Style refers to the way an author uses words to express himself and to convey meaning. Conrad is considered a great and daring stylist. In The Secret Sharer, his use of English is unique and his stylistic intentions are daring and ambitious.

The first characteristic of Conrad's writing is its connotative richness and suggestiveness. The description of the ship anchored in the Gulf of Siam is rich in connotative meaning and suggestiveness: "the ship was like other ships, the men like other men, and.... the sea was not likely to keep any special surprises expressly for my discomfiture." Although everything appears normal, that the Captain makes a point of thinking this suggests that something odd will happen.

The main trope or figurative language used is that of doubling. Because Leggatt comes to represent the darker side of the Captain, much of the story's language is geared towards revealing this double motif. At the beginning of the story, the sky and the water seem fused together much like the Captain and Leggatt soon will be. There are references to groups of two in the first page of description that also foreshadow the Captain and Leggatt's co- habitation, "two bunches of bananas," "two captain's sleeping- suits," "two small clumps of trees." Throughout the story, the Captain refers to Leggatt constantly as his double although at the same time, Leggatt appears enigmatic and apparition-like. Here the reader can see that through the act of naming Leggatt his double, he is in a way coming to terms with his darker side.

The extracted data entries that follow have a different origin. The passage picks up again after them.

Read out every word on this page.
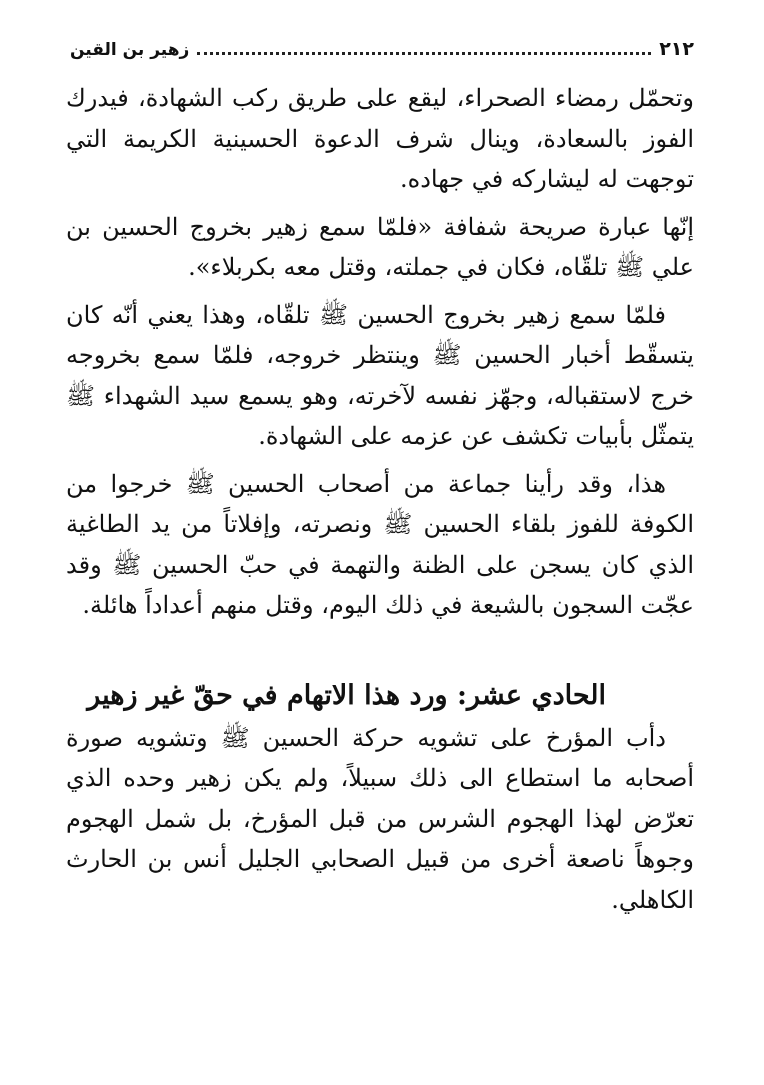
٢١٢
زهير بن القين

وتحمّل رمضاء الصحراء، ليقع على طريق ركب الشهادة، فيدرك الفوز بالسعادة، وينال شرف الدعوة الحسينية الكريمة التي توجهت له ليشاركه في جهاده.

إنّها عبارة صريحة شفافة «فلمّا سمع زهير بخروج الحسين بن علي ﷺ تلقّاه، فكان في جملته، وقتل معه بكربلاء».

فلمّا سمع زهير بخروج الحسين ﷺ تلقّاه، وهذا يعني أنّه كان يتسقّط أخبار الحسين ﷺ وينتظر خروجه، فلمّا سمع بخروجه خرج لاستقباله، وجهّز نفسه لآخرته، وهو يسمع سيد الشهداء ﷺ يتمثّل بأبيات تكشف عن عزمه على الشهادة.

هذا، وقد رأينا جماعة من أصحاب الحسين ﷺ خرجوا من الكوفة للفوز بلقاء الحسين ﷺ ونصرته، وإفلاتاً من يد الطاغية الذي كان يسجن على الظنة والتهمة في حبّ الحسين ﷺ وقد عجّت السجون بالشيعة في ذلك اليوم، وقتل منهم أعداداً هائلة.

الحادي عشر: ورد هذا الاتهام في حقّ غير زهير

دأب المؤرخ على تشويه حركة الحسين ﷺ وتشويه صورة أصحابه ما استطاع الى ذلك سبيلاً، ولم يكن زهير وحده الذي تعرّض لهذا الهجوم الشرس من قبل المؤرخ، بل شمل الهجوم وجوهاً ناصعة أخرى من قبيل الصحابي الجليل أنس بن الحارث الكاهلي.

The second stylistic device of Conrad is his use of figurative language. The best example is the passage in which the Captain glimpses the white hat in "the gate of Erebus." Erebus, in classical mythology, is a region of utter darkness between earth and Hades. It also refers to the king of the region of chaos and his brother night. It is this passage into the dark recesses of his mind that the narrator must make in order to become a resolute Captain. His brush with disaster and near death becomes a rite of passage.